Post-Acquisition Success

Richards likens CPR Vision’s journey to discovering Volaris to the early life of a caterpillar. By the time Volaris acquired them, CPR’s leaders felt like the caterpillar that had done the hard work and was ready for the transformation into the butterfly represented in their logo.

Volaris has given us agility and independence while still providing best practices to support us. If you’re stuck, there is an ecosystem to reach out to and peers to collaborate with. That’s great for personal development, both for me as a CEO and founder, and for my team.

- Cameron Richards, CEO, CPR Vision

CPR Vision has seen high organic growth and consistent profitability since its acquisition. The company’s leaders acknowledge that those levers have been strengthened since the 18 months they have been with Volaris. “Since being with Volaris, they've helped us stabilize and strengthen the four pillars: Our people, our performance, our product, and our profile,” Richards said.

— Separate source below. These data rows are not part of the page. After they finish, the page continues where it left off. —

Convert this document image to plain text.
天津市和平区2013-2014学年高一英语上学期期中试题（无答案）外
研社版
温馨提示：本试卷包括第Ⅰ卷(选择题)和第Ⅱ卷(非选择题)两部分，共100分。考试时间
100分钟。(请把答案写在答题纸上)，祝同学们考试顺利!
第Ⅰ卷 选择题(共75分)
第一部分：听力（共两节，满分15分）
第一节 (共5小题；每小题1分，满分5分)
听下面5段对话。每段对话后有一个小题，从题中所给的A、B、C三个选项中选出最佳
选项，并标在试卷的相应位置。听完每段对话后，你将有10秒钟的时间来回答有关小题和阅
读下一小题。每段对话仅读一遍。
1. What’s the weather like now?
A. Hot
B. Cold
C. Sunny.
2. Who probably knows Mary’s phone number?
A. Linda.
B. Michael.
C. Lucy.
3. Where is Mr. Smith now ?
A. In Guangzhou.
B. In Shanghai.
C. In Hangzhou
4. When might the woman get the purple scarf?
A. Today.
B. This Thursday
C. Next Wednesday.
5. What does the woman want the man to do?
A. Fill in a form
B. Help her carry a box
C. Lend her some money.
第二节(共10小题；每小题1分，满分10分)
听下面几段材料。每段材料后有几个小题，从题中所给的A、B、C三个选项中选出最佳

The backing of Volaris and its parent company Constellation Software has provided CPR Vision with the ability to pursue growth through its own acquisitions, as well. When looking at possible companies to acquire, CPR Vision looks to add fresh talent and new capabilities in technology that strengthen their existing offerings. The company is also hiring dozens of new people to help manage their growth.

Volaris helps me with our continuous improvement and also fans my entrepreneurial vision with acquired growth, which excites me.